« Plus les femmes sont pauvres, plus leur environnement est pauvre, moins elles ont accès à l’éducation et plus elles sont exposées à la violence physique, morale et surtout économique », atteste Riadh Zghal, docteure en sociologie, lors de la présentation, le 4 juillet à Tunis, des résultats de la cinquième vague de l’Afrobaromètre sur l’égalité des chances et la violence faite aux femmes menée par l’institut de sondage One to One for Research and Polling.
Pour elle, c’est essentiellement une affaire de culture (qui est en train de changer), par exemple au niveau de la prise de décision concernant l’utilisation de l’argent dans la famille dont un pourcentage assez important collectivement: « Cela montre qu’un travail a été fait. Seulement, la tradition en Tunisie veut que nous pouvons tout changer par le sommet, les politiques de l’Etat, les lois… mais la société ne change pas par décret, elle change parce qu’il y a des interactions humaines qui portent au changement ». Pour que les choses changent, Riadh Zghal croit qu’il faut impliquer la société traditionnelle qui a prouvé qu’au moment où il y a une injustice, des sages et des membres des familles réagissent pour remettre de l’ordre: « Il y a peut-être un travail à faire à ce niveau pour diffuser une culture antiviolence ».
Pourtant, elle regrette que les valeurs intériorisées de cette même société traditionnelle considèrent qu’il est plus honteux d’avoir des hommes chômeurs que des femmes chômeuses! « Si nous voulons raisonner en termes de nécessité d’autonomie économique des femmes, nous devons prendre en considération deux grands facteurs. En premier, les variables indirectes qui prédisposent à l’autonomisation économique des femmes (liberté de disposer de son corps, liberté de circulation, accès à l’enseignement…) et qui prédisposent les femmes à jouir des opportunités d’éducation, d’emploi, d’accès au financement quand elles ont un projet… En second, les variables directes qui font partie du rôle de l’Etat, notamment pour des données statistiques précises concernant tout ce qui se rapporte aux femmes, tout! ».

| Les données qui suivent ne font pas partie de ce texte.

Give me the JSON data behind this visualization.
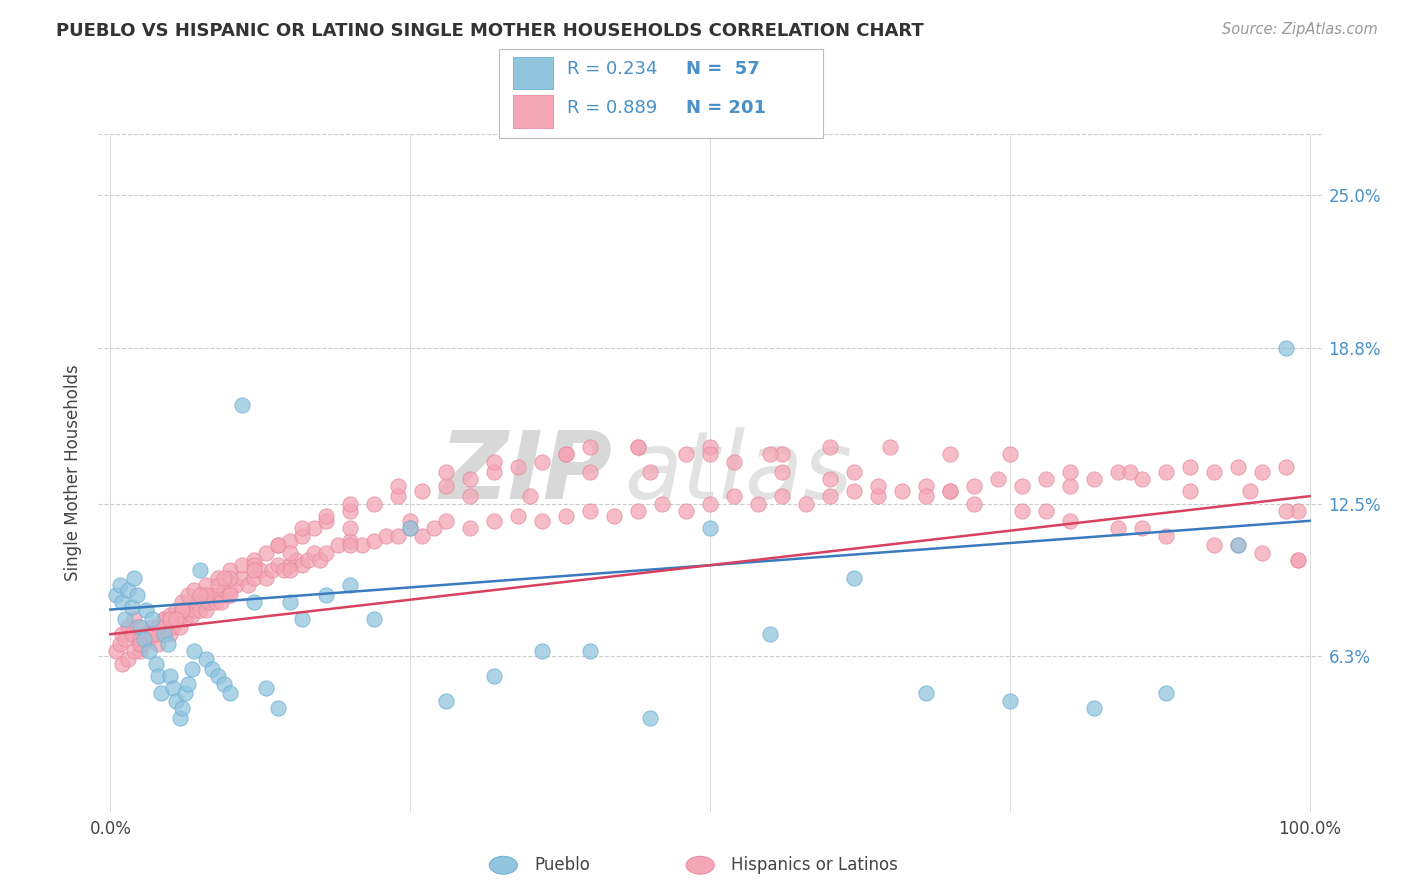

Les paradoxes de la Tunisie dans le dossier genre sont soulignés par les statistiques mondiales qui montrent qu’elle est première dans le monde arabe et en Afrique en matière de participation des femmes dans la recherche scientifique, mais qu’elle est très en retard en matière d’autonomisation économique et relativement en avance en matière de participation à la vie politique. « Toutes les données montrent qu’au moment où les femmes sont économiquement autonomes, cela rejaillit énormément sur l’éducation des enfants, sur leur santé et celle de la famille. Quand elles travaillent, les femmes n’oublient pas leurs responsabilités familiales et c’est une attitude très forte chez les femmes, et beaucoup moins forte chez beaucoup d’hommes, surtout dans un contexte d’analphabétisme et de pauvreté », conclut Zghal.